JW: So sometimes we’re looking at the window and sometimes we’re looking through the window.
JW: Do you ever have an urge to paint great big pieces?
LW: No. I think on some level it’s intimidating. On another level, I feel like that’s what guys do. I’m also more interested in the small, intimate, quiet thing that might speak more powerfully than it appears. And then the other practical rule is that it has to fit in my car.
JW: Right! John Baldessari once commented that all of his early work was the size it was because that was the biggest canvas that would fit in the back of his van. It also reminds me of something one of my teachers, David Antin, once said to his students: real artists are always practical—you have to make something you can actually make, something that you have the resources to make, and not just dream about things that are too big or too expensive, or that you don’t actually know how to make.
Now, these works definitely have an intimacy, but you were talking about COVID, and I see other social resonances in this work. I can’t help but notice the sense of brokenness, fragility. Can you talk more about that?

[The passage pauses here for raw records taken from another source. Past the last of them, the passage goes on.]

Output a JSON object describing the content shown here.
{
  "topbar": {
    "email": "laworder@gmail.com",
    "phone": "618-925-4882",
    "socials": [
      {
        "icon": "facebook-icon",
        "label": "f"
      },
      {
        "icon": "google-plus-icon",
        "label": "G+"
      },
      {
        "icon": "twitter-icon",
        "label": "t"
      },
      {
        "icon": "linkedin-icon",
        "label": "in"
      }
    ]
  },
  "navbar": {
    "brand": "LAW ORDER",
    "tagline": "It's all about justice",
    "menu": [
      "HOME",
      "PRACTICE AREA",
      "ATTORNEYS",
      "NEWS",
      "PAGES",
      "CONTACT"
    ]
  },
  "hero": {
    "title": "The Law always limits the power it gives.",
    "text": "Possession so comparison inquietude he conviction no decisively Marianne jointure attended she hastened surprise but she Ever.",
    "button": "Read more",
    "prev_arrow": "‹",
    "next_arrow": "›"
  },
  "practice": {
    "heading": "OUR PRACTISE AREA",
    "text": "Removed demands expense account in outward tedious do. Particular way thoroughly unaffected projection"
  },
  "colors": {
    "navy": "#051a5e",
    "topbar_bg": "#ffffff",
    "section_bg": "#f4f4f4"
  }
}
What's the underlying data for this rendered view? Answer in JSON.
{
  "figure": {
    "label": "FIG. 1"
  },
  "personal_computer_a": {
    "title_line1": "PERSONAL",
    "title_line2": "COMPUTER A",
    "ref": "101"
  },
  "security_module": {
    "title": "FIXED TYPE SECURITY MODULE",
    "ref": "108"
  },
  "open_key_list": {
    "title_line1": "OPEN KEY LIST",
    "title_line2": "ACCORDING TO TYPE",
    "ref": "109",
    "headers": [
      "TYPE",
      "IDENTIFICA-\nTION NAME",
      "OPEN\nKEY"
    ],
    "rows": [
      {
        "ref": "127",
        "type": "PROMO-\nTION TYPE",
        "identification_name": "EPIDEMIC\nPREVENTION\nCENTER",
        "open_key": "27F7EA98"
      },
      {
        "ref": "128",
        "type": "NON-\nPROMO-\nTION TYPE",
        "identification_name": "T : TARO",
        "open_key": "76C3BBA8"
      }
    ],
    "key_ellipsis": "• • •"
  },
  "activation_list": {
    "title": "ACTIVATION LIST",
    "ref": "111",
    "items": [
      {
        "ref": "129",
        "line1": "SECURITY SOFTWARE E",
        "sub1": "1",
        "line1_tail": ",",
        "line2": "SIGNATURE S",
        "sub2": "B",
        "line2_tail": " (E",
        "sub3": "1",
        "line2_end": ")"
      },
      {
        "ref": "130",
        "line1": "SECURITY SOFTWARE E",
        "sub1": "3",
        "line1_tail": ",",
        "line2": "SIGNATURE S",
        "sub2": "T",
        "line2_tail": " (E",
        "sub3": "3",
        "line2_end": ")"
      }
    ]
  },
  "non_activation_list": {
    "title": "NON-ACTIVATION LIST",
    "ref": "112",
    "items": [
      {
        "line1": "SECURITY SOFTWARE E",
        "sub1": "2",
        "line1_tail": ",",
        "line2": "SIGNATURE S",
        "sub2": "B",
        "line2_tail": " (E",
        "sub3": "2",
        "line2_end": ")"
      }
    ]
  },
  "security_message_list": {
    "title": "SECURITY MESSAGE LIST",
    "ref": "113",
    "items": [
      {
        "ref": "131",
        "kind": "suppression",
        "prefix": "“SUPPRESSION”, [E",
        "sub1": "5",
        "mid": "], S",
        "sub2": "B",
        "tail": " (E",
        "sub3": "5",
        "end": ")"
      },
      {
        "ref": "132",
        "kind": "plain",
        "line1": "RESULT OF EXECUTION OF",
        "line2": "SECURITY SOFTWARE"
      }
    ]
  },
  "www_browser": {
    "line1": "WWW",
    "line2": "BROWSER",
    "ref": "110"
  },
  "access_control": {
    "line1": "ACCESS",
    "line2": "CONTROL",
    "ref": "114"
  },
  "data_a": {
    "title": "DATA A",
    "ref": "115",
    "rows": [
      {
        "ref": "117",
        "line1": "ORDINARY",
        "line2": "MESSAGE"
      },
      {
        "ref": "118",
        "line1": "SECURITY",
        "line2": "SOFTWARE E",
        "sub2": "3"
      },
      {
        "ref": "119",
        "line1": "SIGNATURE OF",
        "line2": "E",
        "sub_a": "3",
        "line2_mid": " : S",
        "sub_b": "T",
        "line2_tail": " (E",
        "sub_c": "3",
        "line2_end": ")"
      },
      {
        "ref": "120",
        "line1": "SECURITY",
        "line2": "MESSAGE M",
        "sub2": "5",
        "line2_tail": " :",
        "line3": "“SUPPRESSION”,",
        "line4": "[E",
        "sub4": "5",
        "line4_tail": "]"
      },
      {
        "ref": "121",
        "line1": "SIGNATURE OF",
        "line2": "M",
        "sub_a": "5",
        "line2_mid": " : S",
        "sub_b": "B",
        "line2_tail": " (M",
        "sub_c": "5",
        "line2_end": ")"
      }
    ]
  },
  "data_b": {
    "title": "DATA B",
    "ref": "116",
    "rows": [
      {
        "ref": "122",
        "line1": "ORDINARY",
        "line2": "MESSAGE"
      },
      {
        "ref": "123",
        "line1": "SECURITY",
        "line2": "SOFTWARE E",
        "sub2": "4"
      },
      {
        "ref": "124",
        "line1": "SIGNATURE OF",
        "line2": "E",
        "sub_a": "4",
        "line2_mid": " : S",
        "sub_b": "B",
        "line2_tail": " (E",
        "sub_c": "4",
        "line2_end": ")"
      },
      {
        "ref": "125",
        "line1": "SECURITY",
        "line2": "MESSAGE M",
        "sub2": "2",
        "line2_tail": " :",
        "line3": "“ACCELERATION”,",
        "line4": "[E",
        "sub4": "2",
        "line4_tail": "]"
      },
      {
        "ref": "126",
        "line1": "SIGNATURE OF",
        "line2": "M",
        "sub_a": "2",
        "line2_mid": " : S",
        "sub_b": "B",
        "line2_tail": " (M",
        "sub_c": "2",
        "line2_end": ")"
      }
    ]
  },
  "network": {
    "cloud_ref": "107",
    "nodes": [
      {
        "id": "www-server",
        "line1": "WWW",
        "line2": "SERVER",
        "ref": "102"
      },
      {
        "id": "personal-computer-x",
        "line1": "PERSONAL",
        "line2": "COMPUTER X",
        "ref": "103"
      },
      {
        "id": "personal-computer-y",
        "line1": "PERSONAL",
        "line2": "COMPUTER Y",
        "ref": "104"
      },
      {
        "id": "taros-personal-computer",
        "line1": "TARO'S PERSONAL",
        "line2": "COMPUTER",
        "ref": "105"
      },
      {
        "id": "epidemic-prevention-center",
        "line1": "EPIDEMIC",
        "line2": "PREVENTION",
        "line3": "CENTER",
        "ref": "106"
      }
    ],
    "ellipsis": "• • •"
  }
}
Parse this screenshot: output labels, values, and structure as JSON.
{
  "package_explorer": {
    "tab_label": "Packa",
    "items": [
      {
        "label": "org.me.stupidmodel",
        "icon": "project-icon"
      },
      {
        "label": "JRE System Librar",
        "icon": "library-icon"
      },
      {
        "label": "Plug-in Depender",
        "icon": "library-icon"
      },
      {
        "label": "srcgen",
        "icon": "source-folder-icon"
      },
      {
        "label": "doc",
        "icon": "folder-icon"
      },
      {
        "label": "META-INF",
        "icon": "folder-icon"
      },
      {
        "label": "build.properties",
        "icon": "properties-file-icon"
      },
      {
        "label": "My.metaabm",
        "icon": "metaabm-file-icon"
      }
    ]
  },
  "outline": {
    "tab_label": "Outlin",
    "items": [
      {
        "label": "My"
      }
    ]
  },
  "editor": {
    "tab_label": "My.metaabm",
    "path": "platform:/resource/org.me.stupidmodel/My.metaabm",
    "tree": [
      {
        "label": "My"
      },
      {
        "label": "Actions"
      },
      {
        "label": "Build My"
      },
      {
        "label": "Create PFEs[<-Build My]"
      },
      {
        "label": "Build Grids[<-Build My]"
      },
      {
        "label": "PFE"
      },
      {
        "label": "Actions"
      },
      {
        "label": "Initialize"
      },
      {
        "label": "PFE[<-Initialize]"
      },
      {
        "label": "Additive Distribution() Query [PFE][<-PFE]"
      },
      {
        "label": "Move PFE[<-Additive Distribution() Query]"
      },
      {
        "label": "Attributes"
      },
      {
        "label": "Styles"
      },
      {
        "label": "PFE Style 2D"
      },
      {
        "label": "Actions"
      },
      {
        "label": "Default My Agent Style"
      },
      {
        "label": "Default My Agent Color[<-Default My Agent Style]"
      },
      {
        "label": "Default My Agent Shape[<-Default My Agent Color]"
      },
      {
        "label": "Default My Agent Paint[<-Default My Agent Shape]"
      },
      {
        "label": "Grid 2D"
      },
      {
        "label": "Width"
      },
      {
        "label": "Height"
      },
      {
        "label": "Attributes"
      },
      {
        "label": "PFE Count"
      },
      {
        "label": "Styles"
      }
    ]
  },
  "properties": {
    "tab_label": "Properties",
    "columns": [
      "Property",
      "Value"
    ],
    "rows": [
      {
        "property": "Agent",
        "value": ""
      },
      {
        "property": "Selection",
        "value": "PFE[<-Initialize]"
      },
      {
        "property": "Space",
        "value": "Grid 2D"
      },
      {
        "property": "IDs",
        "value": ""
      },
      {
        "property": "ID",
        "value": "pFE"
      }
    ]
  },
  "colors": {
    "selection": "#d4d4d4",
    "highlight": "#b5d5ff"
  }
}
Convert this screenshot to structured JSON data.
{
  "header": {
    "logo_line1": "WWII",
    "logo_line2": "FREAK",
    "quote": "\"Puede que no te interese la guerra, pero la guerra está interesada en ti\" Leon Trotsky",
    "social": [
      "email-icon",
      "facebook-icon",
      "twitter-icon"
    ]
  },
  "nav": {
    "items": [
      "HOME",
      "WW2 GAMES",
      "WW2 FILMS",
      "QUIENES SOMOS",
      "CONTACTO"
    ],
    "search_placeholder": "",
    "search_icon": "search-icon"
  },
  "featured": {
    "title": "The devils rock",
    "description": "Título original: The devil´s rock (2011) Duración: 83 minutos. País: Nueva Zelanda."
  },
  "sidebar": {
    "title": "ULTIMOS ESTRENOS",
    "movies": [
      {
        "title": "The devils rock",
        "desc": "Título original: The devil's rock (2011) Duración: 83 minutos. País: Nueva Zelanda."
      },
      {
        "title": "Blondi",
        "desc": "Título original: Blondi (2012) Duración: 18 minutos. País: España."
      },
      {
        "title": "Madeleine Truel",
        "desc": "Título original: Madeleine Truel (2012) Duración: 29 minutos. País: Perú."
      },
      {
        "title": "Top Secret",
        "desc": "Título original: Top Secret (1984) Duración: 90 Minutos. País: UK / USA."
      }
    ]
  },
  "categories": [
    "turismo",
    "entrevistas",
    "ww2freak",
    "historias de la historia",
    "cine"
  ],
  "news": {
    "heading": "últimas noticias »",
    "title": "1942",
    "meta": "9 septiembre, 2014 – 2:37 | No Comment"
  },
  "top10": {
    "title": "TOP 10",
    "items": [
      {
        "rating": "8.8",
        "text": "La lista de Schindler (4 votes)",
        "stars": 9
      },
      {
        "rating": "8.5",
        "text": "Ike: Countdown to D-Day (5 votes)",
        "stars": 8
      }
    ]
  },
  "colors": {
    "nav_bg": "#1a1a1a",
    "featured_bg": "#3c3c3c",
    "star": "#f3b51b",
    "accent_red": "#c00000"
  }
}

LW: For me, the broken cups have become representative of how broken our society has become in terms of our responses to the COVID pandemic, our fractured politics, and the Black Lives Matter protests. The systems are broken and they need to be reformed and reconfigured. These pieces have been and continue to be a way for me to personally express this feeling of brokenness and to begin to think through or think about metaphors for solutions. Through breaking will we be able to break through?
JW: Thank you, Libby, I think that is an excellent stopping point, underlining the questions your work asks us to contemplate. This has been wonderful. Thank you for your work.